The gal said, "State a command."
He said, "Goodwill store." (It was a mile
away)
She said, "State a command."
He said, "I did."
She said, "Do you want to find a location? Say,
'Find a location.' "
He said, "Find Goodwill Store, then."
She said, "Did you say, "Goodwin Store Diamonds?"
He: "NO, I said Goooood Will."
She: "Did you want Goo Foo Will?
He and she went back and forth about six more times, and
finally he looked at me and said, "Stop laughing, you're messing her
up!"
Then he tried again: "HOME!"
She said, "Home food will?"
My mild-mannered, soft-spoken husband blew his lid. His
blood pressure was boiling, and he shouted an expleteive, "Dumb f**kin'
thing!"
She said demurely, "Do you want Kentucky Fried
Chicken?"
OMG! I laughed until I cried and wet my pants.

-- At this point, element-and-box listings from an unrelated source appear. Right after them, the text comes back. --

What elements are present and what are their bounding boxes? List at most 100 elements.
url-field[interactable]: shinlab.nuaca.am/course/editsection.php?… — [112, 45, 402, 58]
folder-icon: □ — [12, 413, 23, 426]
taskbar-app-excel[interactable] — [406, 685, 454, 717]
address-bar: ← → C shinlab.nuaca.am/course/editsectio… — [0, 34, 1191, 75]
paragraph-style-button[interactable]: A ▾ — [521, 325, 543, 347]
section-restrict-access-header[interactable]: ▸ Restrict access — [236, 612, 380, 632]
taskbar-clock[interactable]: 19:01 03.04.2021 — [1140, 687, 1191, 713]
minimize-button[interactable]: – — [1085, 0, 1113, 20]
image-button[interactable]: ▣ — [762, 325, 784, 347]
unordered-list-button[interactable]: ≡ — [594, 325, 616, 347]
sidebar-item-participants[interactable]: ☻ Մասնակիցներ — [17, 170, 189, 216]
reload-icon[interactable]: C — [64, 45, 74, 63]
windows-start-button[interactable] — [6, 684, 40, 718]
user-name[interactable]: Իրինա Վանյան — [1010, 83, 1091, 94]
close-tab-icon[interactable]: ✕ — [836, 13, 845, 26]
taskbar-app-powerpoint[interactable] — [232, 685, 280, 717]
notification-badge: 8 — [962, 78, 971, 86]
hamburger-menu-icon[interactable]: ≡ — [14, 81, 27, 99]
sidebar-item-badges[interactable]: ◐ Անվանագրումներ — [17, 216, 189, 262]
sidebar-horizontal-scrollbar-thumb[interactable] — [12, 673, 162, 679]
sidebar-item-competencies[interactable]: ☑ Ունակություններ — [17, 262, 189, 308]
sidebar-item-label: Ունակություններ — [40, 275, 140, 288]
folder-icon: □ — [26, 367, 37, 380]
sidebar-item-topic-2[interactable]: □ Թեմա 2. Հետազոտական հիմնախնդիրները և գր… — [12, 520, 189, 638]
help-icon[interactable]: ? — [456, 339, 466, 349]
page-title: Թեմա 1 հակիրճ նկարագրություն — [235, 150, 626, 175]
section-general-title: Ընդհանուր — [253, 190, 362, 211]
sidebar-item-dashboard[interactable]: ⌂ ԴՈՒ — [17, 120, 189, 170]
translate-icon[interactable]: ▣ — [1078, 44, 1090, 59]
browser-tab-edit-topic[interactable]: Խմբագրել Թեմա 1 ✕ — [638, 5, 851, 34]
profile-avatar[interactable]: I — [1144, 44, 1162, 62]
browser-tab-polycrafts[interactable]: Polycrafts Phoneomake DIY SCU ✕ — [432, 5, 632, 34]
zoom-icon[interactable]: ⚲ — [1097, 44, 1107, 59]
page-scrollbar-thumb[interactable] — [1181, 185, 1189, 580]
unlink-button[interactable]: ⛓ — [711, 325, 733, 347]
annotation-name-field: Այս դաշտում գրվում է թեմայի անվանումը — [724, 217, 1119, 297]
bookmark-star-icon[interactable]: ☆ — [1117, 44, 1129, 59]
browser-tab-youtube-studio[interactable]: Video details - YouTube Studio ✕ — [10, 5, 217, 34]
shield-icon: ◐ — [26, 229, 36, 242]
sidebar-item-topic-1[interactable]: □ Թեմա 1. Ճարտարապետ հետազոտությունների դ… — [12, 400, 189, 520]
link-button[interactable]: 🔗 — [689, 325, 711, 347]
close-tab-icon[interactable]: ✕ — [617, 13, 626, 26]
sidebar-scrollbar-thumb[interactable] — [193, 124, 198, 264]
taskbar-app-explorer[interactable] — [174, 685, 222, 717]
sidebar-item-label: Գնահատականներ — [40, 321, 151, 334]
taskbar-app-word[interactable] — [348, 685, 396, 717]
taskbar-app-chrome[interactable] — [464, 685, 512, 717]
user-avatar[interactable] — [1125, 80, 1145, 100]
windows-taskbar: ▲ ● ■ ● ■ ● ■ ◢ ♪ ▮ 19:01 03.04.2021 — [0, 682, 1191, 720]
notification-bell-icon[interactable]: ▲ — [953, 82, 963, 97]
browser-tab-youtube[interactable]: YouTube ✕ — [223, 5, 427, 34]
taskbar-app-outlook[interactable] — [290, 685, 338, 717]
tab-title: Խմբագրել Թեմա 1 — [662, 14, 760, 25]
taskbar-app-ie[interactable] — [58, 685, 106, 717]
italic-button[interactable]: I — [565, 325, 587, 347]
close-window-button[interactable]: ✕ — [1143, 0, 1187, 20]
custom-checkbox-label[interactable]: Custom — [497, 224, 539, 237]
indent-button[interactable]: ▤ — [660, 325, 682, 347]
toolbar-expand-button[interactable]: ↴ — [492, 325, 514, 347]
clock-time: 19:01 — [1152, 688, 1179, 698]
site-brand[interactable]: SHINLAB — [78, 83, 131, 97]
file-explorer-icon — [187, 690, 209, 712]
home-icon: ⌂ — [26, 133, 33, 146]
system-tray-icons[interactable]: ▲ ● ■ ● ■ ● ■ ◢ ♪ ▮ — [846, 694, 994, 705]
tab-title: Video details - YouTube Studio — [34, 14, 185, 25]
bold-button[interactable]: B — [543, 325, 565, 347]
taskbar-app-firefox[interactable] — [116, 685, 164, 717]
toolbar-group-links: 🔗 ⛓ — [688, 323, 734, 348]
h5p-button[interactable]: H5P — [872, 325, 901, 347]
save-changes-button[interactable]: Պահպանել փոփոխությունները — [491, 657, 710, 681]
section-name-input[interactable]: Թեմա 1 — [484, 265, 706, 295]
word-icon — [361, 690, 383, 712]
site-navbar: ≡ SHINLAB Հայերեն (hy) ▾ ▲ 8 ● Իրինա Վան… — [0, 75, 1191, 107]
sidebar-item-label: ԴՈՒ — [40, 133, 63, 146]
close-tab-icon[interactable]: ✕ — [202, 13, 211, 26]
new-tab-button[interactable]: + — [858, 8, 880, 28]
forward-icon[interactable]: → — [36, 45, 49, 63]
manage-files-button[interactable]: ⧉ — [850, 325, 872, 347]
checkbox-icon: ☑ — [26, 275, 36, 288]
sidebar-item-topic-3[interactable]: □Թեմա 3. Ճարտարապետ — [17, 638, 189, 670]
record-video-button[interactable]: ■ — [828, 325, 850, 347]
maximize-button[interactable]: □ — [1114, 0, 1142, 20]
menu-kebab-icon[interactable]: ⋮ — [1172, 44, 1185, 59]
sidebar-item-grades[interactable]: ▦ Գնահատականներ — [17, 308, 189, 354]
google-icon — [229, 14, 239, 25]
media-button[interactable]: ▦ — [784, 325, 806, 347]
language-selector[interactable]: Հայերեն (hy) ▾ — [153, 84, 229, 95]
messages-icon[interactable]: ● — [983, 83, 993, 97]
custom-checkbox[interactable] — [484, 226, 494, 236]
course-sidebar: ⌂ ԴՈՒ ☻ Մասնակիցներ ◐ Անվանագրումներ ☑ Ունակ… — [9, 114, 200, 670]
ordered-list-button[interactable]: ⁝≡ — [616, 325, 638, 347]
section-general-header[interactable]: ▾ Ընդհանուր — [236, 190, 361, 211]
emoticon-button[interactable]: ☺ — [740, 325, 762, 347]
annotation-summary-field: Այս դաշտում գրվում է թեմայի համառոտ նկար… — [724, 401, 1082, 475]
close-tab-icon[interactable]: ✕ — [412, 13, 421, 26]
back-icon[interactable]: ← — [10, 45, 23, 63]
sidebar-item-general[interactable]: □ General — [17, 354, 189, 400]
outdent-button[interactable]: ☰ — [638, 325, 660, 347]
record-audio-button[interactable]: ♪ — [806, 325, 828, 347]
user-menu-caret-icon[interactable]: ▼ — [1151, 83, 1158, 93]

He'll get her in line, but not with me in the car,
because as you know, it is all MY fault she can't find the Goodwill Store or
even direct us home.
12 comments:
I think you need to have Bill give it directions, and then go to wherever it sends the two of you...What an adventure that would be.
Hilarious. This should be a story you submit somewhere. It's that funny and that true.
I am shocked that Kentucky Fried Chicken did not choose that as their new name instead of KFC.
Bill's 'Gal' must be a relative of the so-and-so who lives in my smart phone.
This is the best laugh I've enjoyed in ages!
Ahahaha! This is hilarious! :D
That's hilarious. I personally love the accusing tone in her voice when, after you've missed a turn, she says, "Racalculating". I understand his distress, though. I feel the same way when I'm trying to get through to my cable/internet/phone company. It often ends with me yelling into the phone, "Can I please just speak to a real F*#@ing. person. I know. I'm not proud of myself, either. But I'm sure it's not the first time they've heard that.
Very funny! I'm glad my GPS doesn't talk to me, though I often talk back to it. Mine's too old to update, so it can never find places that didn't exist five years ago.
When I originally set it up, I picked the male voice on the accompanying CD (labeled as Tom). Just what I need - another Tom telling me what to do.
Oh my gosh, that is so funny!
I can just see you two as this all unfolded! But, Bill cussing?? THAT I'd like to see...and hear! Hopefully, these kind of "intelligent techie gadgets" will improve quickly. How long have they been around now?? Geez, they should be perfect by now. And I'm like the commenter, Chicken, above...I've yelled into my phone numerous times when speaking to the woman robot at Charter. AND, she always gets a tone in her voice when she finally allows me to speak to a person!!!
He'll get her in line?
BWAHAHAHAHAHAHA!
Speaking of laughing till you cried and wet your pants....
Uh-Oh. I think blogger swallowed my original comment.
This is hilarious. I'll be chuckling over this story all day. Thanks for sharing with us.
I've had a few interesting go rounds with Siri myself. She can sometimes be more than a little snippy.